A spectrogram is a visual and computational representation of the frequency content of a signal as it varies over time. For speech, the spectrogram reveals the formant structure of vowels, the noise bursts of plosives, the frication of sibilants, and the harmonic structure of voiced sounds — all evolving dynamically as the speaker produces connected speech. Spectrograms have been a fundamental tool in phonetics and speech science since their development at Bell Labs in the 1940s, and have gained renewed importance as the standard intermediate representation in neural speech synthesis and recognition.
Short-Time Fourier Transform
Power spectrogram: S(t,f) = |STFT(s,t,f)|²
Mel spectrogram: S_mel(t,m) = ∑_f H_m(f) · S(t,f)
Log-mel spectrogram: log S_mel(t,m)
Time-frequency tradeoff: Δt · Δf ≥ 1/(4π)
The spectrogram is computed via the Short-Time Fourier Transform (STFT), which applies a sliding window function w[n] to the signal and computes the Fourier transform of each windowed segment. The choice of window length embodies a fundamental tradeoff: longer windows provide better frequency resolution (narrower spectral peaks, resolving individual harmonics) but poorer time resolution (smearing rapid temporal changes), while shorter windows offer the reverse. For speech, a 25 ms window with 10 ms shift provides a good compromise, yielding sufficient frequency resolution to resolve formants while tracking the rapid articulatory movements of connected speech.
Mel Spectrograms in Neural Systems
The mel spectrogram applies a bank of triangular filters spaced on the mel scale to the power spectrum, reducing the frequency axis from hundreds of FFT bins to typically 80 mel bands. This dimensionality reduction is perceptually motivated — the mel scale matches human auditory frequency resolution — and computationally advantageous. Log-mel spectrograms (the logarithm of mel filterbank energies) are the standard input to modern neural ASR systems and the standard output target for neural TTS systems like Tacotron 2 and FastSpeech.

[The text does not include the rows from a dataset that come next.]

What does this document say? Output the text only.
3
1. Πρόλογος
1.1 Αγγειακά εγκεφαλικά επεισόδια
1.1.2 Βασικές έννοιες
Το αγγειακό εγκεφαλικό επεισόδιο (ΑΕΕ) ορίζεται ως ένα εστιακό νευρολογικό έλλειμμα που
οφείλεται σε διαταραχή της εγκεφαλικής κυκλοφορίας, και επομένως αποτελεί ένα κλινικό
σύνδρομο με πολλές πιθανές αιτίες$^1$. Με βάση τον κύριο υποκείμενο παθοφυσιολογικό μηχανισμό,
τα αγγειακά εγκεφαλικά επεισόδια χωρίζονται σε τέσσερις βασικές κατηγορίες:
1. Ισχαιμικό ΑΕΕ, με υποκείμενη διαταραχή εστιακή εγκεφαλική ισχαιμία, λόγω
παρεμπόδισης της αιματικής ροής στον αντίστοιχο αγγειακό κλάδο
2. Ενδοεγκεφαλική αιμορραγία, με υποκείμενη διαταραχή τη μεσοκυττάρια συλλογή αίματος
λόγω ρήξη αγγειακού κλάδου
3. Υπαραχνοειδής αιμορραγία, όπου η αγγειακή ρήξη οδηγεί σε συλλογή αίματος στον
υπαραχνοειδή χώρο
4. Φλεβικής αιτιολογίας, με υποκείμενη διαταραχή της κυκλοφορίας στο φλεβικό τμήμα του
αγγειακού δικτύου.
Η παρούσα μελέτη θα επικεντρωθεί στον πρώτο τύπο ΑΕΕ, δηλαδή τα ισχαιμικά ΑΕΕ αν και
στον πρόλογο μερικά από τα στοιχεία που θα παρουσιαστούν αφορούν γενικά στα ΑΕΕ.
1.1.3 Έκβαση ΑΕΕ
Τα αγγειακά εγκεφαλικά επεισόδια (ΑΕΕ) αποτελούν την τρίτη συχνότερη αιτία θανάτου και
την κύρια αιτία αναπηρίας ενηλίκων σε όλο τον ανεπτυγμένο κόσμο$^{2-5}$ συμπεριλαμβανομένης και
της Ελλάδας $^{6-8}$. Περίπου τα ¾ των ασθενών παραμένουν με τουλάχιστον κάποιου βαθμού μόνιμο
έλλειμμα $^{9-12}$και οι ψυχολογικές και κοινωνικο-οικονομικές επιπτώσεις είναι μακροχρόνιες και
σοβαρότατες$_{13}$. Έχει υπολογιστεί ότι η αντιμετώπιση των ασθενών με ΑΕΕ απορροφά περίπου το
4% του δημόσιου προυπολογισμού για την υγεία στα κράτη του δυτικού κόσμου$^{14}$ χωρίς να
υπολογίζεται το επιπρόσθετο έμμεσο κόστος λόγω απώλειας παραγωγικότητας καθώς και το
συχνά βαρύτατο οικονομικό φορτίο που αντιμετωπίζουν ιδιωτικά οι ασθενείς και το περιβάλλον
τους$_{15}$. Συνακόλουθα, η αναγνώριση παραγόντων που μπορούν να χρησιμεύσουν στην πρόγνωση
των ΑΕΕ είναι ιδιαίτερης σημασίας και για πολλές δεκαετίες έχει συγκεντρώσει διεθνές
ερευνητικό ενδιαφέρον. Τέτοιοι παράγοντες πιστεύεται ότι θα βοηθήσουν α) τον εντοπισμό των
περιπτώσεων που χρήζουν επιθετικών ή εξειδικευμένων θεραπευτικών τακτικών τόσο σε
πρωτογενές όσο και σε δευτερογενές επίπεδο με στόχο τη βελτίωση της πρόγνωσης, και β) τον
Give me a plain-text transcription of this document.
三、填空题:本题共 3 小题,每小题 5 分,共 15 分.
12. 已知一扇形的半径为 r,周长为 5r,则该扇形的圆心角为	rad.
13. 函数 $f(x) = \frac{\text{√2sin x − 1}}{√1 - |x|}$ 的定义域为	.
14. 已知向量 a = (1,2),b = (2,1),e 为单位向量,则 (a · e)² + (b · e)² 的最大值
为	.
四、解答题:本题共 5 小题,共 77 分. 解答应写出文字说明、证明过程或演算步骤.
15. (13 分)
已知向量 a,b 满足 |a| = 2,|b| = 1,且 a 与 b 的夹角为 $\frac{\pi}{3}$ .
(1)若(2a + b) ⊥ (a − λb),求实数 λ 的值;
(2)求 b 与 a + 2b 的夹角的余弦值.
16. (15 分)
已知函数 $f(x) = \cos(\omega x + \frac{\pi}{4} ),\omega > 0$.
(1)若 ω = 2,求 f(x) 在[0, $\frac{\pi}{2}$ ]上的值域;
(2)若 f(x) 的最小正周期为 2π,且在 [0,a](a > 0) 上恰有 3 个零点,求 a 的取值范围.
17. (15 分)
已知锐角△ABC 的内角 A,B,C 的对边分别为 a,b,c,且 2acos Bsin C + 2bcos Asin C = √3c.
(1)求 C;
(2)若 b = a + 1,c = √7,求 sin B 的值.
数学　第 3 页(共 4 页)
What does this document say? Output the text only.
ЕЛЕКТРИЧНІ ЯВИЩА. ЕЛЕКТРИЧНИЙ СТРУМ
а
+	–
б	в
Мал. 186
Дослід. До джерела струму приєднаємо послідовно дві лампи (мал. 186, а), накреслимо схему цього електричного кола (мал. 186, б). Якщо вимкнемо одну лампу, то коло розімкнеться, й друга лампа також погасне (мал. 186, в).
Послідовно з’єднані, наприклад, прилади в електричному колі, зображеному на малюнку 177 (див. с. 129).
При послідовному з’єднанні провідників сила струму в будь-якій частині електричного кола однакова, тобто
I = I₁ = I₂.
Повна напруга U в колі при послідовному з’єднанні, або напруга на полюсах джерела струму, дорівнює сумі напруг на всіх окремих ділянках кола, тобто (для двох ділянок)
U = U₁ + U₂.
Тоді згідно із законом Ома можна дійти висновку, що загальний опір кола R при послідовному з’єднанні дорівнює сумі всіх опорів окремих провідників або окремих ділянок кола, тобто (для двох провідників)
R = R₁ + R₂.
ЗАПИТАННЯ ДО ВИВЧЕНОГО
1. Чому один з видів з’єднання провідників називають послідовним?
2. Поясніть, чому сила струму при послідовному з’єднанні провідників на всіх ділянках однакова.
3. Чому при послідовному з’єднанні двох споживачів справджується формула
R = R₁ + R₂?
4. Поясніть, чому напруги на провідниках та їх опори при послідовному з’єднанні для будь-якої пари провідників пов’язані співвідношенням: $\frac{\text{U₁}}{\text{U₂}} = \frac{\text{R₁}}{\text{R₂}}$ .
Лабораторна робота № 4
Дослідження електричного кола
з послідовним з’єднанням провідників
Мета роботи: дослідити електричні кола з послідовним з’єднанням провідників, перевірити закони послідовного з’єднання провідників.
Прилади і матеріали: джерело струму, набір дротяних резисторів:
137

Spectrogram reading — identifying phonemes and words from their spectrographic patterns — was a major research effort in early speech science. Vowels appear as dark horizontal bands (formants) at characteristic frequencies; fricatives like /s/ show high-frequency noise energy; plosives like /p/ and /b/ are marked by a brief silence followed by a burst of energy; nasals show a low-frequency nasal formant with weakened higher formants. While automatic systems have far surpassed human spectrogram reading ability, understanding spectrographic patterns remains essential for diagnosing ASR errors and designing acoustic features.
Spectrogram representations have also enabled the application of computer vision techniques to speech processing. Convolutional neural networks operating on spectrograms treat them as single-channel images, applying 2D convolutions to learn local time-frequency patterns. This perspective has proven remarkably effective for tasks from keyword spotting to speaker verification, blurring the boundary between speech processing and image recognition.
Beyond the standard power spectrogram, several variants exist for specialized applications. The reassigned spectrogram sharpens time-frequency localization beyond the Heisenberg limit. The constant-Q transform uses logarithmically spaced frequency bins, matching musical pitch spacing. Cochleagrams model the auditory periphery more faithfully. Each variant makes different tradeoffs between resolution, interpretability, and computational cost, but the log-mel spectrogram remains the workhorse representation for modern speech technology.